だって、俺達は本当の親からの愛なんて知らないんだから…
「…俺、まともな生き方してなかったし
俺のせいで、虐められたり、したらどうしよう…
生まれて来なきゃよかったって言われたら、俺…」
「だけど、俺はお前に産んで欲しい」
しっかりと不動の目を見て、俺の気持ちを伝える。
なぁ、不安だけど嬉しいだろう。
「俺は、お前と血の繋がった家族が出来て嬉しいが、お前は違うのか」
「…う、れしい、けど」
「俺が支えるから、お前だけに任せたりしない。きっと幸せにしてみせる。
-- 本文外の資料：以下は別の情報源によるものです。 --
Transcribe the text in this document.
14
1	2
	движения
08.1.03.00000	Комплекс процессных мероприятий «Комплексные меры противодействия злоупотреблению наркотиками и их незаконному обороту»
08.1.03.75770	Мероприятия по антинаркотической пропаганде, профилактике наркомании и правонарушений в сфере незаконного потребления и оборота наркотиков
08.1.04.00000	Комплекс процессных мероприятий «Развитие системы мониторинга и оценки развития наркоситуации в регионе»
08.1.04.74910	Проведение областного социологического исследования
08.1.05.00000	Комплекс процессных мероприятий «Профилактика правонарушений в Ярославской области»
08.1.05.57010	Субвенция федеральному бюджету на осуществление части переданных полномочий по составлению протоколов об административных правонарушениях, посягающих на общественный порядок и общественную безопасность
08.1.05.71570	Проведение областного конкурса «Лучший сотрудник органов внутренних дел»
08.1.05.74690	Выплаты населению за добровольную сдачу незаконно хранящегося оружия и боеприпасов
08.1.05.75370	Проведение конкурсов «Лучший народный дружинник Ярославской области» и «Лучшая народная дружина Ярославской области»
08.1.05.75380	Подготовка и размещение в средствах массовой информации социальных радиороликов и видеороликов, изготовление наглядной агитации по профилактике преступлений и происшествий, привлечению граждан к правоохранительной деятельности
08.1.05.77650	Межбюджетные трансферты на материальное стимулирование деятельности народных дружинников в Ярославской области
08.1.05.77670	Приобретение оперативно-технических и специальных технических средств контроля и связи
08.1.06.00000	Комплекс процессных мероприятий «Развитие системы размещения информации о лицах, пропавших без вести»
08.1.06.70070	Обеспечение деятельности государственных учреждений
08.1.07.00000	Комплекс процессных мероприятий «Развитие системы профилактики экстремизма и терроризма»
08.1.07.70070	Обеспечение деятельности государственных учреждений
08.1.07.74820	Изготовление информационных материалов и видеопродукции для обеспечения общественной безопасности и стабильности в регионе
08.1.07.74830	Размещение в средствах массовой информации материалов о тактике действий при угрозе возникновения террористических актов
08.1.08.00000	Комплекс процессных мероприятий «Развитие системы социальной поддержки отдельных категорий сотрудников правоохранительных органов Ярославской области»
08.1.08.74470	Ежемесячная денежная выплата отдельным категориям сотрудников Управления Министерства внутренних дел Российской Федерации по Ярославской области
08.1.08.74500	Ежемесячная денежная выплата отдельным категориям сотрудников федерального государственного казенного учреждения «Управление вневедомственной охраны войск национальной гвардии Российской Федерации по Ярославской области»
だから…」
こんなにも嬉しいのは初めてかも知れない。
家族と言う物がよくわからなかったが、これから知っていけばいい。
「俺のために産んでくれないか、明」
幸せの条件なんて知らないが、今の俺は誰よりも幸せなんだと思う。
「鬼道ちゃん、…産むよ」
不動はふにゃりと笑い、俺に抱き着いた。
"絶対に幸せにしろよ!"と耳元で言われた。
きっと今日から、俺達は本物の家族になる。